A man on a bicycle watches the Yal Devi pass by near the northern town of Kilinochchi. Despite mega development projects, poverty is still rampant in the region and the bicycle remains one of the main modes of transport.
Poverty is rampant in the region. The poverty headcount in the Mullaitivu District is a national high of 28.8 percent, almost six times the national average of 6.7 percent and 20 times that of the 1.4 percent recorded in the Colombo District.
Other districts in the north are not faring much better: Kilinochchi has a poverty rate of 12.7 percent, Mannar 20.1 percent and Jaffna 8.3 percent.
Only Vavuniya, the southern-most of the five northern districts and the gateway to the rest of the country, is performing well, with a poverty ratio of 3.4 percent.
Unemployment rates follow a similar trend, with Kilinochchi recording a rate of 7.9 percent, nearly double the national average of 4.4 percent, while all districts other than Vavuniya recorded rates higher than the national benchmark.
The primary reason for this, experts say, has been slow job creation. Fishing and agriculture constitute the bulk of the Vanni’s economic activity, but policies aimed at creating markets and bringing in buyers are rare.
Private sector involvement, while on the rise, has not been able to breathe life into an economy repeatedly amputated by the conflict.
Economists blame a lopsided policy framework, that has poured millions into large infrastructure development without paying adequate attention to revitalising local income generation, for the chronic poverty in the north on
Anushka Wijesinha, economist and policy advisor at the Colombo-based think-tank Institute of Policy Studies, told IPS that if transporting bulk cargo by rail is made cheaper, goods from the Vanni could achieve a more attractive price.
But for the northern railway to become a real purveyor of economic success, more attention, more incentives and more funds need to be directed to the medium- and small-scale Vanni entrepreneur.

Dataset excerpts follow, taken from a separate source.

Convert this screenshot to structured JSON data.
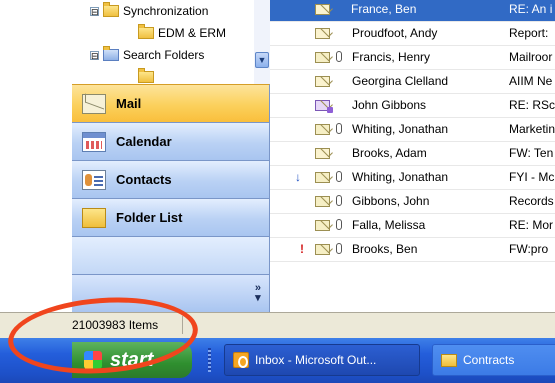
{
  "folder_tree": {
    "items": [
      {
        "label": "Synchronization",
        "expander": "⊟",
        "type": "folder"
      },
      {
        "label": "EDM & ERM",
        "type": "folder"
      },
      {
        "label": "Search Folders",
        "expander": "⊟",
        "type": "search-folder"
      }
    ]
  },
  "nav": {
    "mail": "Mail",
    "calendar": "Calendar",
    "contacts": "Contacts",
    "folder_list": "Folder List",
    "chevron": "»"
  },
  "messages": [
    {
      "from": "France, Ben",
      "subject": "RE: An i",
      "attachment": false,
      "icon": "open",
      "flag": "",
      "selected": true
    },
    {
      "from": "Proudfoot, Andy",
      "subject": "Report:",
      "attachment": false,
      "icon": "open",
      "flag": ""
    },
    {
      "from": "Francis, Henry",
      "subject": "Mailroor",
      "attachment": true,
      "icon": "envelope",
      "flag": ""
    },
    {
      "from": "Georgina Clelland",
      "subject": "AIIM Ne",
      "attachment": false,
      "icon": "open",
      "flag": ""
    },
    {
      "from": "John Gibbons",
      "subject": "RE: RSc",
      "attachment": false,
      "icon": "meeting",
      "flag": ""
    },
    {
      "from": "Whiting, Jonathan",
      "subject": "Marketin",
      "attachment": true,
      "icon": "envelope",
      "flag": ""
    },
    {
      "from": "Brooks, Adam",
      "subject": "FW: Ten",
      "attachment": false,
      "icon": "open",
      "flag": ""
    },
    {
      "from": "Whiting, Jonathan",
      "subject": "FYI - Mc",
      "attachment": true,
      "icon": "envelope",
      "flag": "↓"
    },
    {
      "from": "Gibbons, John",
      "subject": "Records",
      "attachment": true,
      "icon": "envelope",
      "flag": ""
    },
    {
      "from": "Falla, Melissa",
      "subject": "RE: Mor",
      "attachment": true,
      "icon": "envelope",
      "flag": ""
    },
    {
      "from": "Brooks, Ben",
      "subject": "FW:pro",
      "attachment": true,
      "icon": "envelope",
      "flag": "!"
    }
  ],
  "status": {
    "items_count": "21003983 Items"
  },
  "taskbar": {
    "start": "start",
    "tasks": [
      {
        "label": "Inbox - Microsoft Out...",
        "icon": "outlook-icon",
        "active": true
      },
      {
        "label": "Contracts",
        "icon": "folder-icon",
        "active": false
      }
    ]
  },
  "colors": {
    "selection": "#316ac5",
    "nav_selected": "#fbd05c",
    "annotation": "#f0451d"
  }
}
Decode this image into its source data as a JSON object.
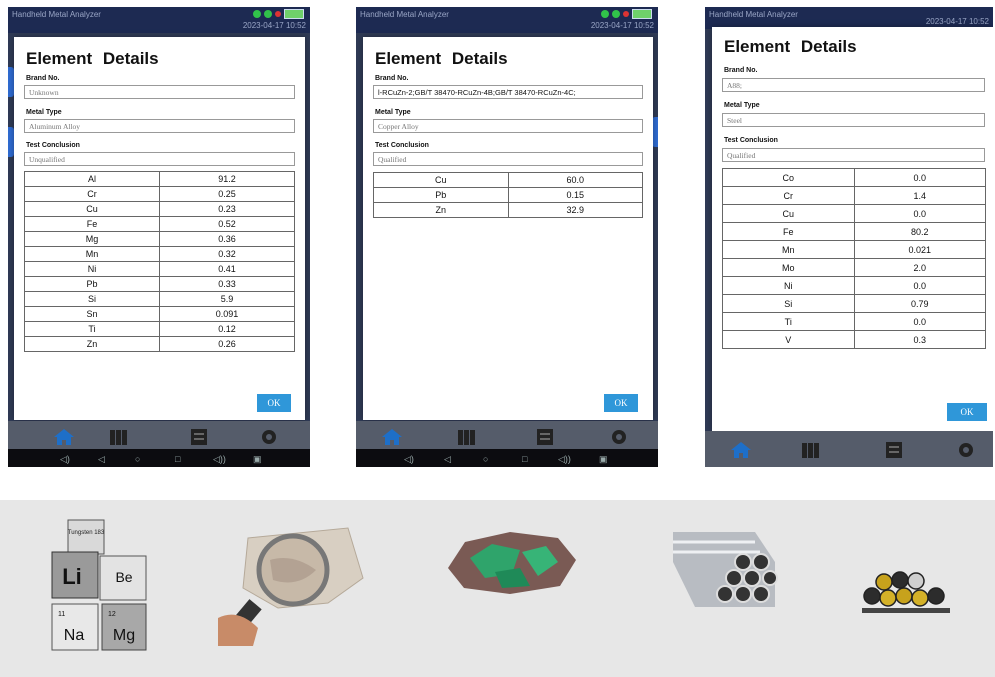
{
  "app": {
    "title": "Handheld Metal Analyzer",
    "datetime": "2023-04-17 10:52"
  },
  "dialog": {
    "title": "Element Details",
    "brand_label": "Brand No.",
    "metal_type_label": "Metal Type",
    "conclusion_label": "Test Conclusion",
    "ok_label": "OK"
  },
  "screens": [
    {
      "brand": "Unknown",
      "metal_type": "Aluminum Alloy",
      "conclusion": "Unqualified",
      "elements": [
        {
          "symbol": "Al",
          "value": "91.2"
        },
        {
          "symbol": "Cr",
          "value": "0.25"
        },
        {
          "symbol": "Cu",
          "value": "0.23"
        },
        {
          "symbol": "Fe",
          "value": "0.52"
        },
        {
          "symbol": "Mg",
          "value": "0.36"
        },
        {
          "symbol": "Mn",
          "value": "0.32"
        },
        {
          "symbol": "Ni",
          "value": "0.41"
        },
        {
          "symbol": "Pb",
          "value": "0.33"
        },
        {
          "symbol": "Si",
          "value": "5.9"
        },
        {
          "symbol": "Sn",
          "value": "0.091"
        },
        {
          "symbol": "Ti",
          "value": "0.12"
        },
        {
          "symbol": "Zn",
          "value": "0.26"
        }
      ]
    },
    {
      "brand": "l-RCuZn-2;GB/T 38470-RCuZn-4B;GB/T 38470-RCuZn-4C;",
      "metal_type": "Copper Alloy",
      "conclusion": "Qualified",
      "elements": [
        {
          "symbol": "Cu",
          "value": "60.0"
        },
        {
          "symbol": "Pb",
          "value": "0.15"
        },
        {
          "symbol": "Zn",
          "value": "32.9"
        }
      ]
    },
    {
      "brand": "A88;",
      "metal_type": "Steel",
      "conclusion": "Qualified",
      "elements": [
        {
          "symbol": "Co",
          "value": "0.0"
        },
        {
          "symbol": "Cr",
          "value": "1.4"
        },
        {
          "symbol": "Cu",
          "value": "0.0"
        },
        {
          "symbol": "Fe",
          "value": "80.2"
        },
        {
          "symbol": "Mn",
          "value": "0.021"
        },
        {
          "symbol": "Mo",
          "value": "2.0"
        },
        {
          "symbol": "Ni",
          "value": "0.0"
        },
        {
          "symbol": "Si",
          "value": "0.79"
        },
        {
          "symbol": "Ti",
          "value": "0.0"
        },
        {
          "symbol": "V",
          "value": "0.3"
        }
      ]
    }
  ],
  "products": {
    "element_cubes": {
      "cube_top": "Tungsten 183",
      "li": "Li",
      "be": "Be",
      "na": "Na",
      "mg": "Mg",
      "n11": "11",
      "n12": "12"
    }
  },
  "icons": [
    "home-icon",
    "library-icon",
    "report-icon",
    "settings-icon",
    "volume-down-icon",
    "back-icon",
    "home-circle-icon",
    "recent-icon",
    "volume-up-icon",
    "screenshot-icon"
  ],
  "colors": {
    "ok_button": "#2f97d9",
    "statusbar": "#1d2a52",
    "bottomnav": "#555c6a"
  }
}
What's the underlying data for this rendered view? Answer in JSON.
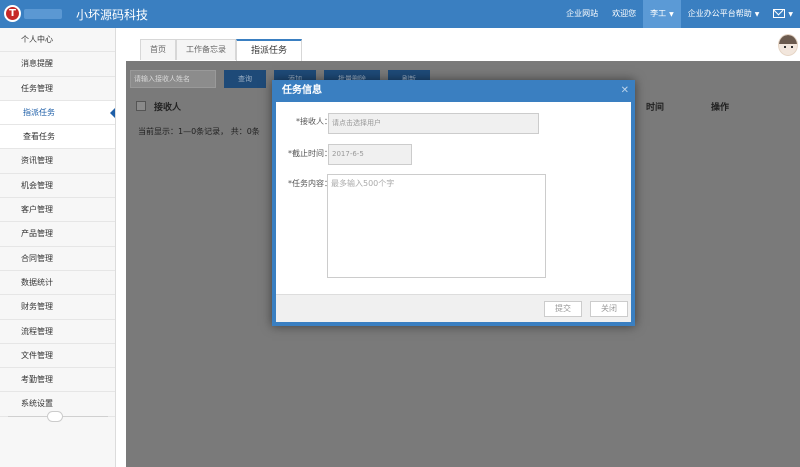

“The new transport [line] can certainly boost economic connectivity of businesses in Jaffna and Mannar,” Wijesinha said. “But enterprise policies must focus on helping to grow indigenous businesses in these regions. Otherwise the enhanced connectivity might benefit businesses coming from outside into these regions more than it helps businesses that are already struggling to grow.”
“Policies that improve the business climate, access to finance, technology and business skills will be key,” Wijesinha concluded.
Economist Muttukrishna Sarvananthan, who specialises in the northern economy, told IPS that before the conflict erupted, the northern region brought in the highest per-region revenue to the Railways Department. This was likely due to the fact that the Northern Line was the longest in the country, with 83 station stops.
Sarvananthan, who heads the Point Pedro Institute of Development in Jaffna, emphasised that the government needs to come up with an integrated plan to capitalise on cheaper costs made possible by the railway.
“The Government should incentivise private businesses to set up warehouses adjoining the main railway stations in order to spur cargo trade via railroads,” he stated.
“The re-opening of the rail line to the Northern Province provides healthy competition to road transport services, both cargo and passenger, thereby reducing the transport costs to passengers and businesses alike.
“The resulting reduction in the transaction costs of businesses is likely to benefit consumers by the reduction in prices of consumer goods and services,” he concluded.
If no such integrated plans are made, a familiar refrain will echo in the Vanni, with a large infrastructure project leaving a poverty-stricken community in awe, but in reality no better off than they were before.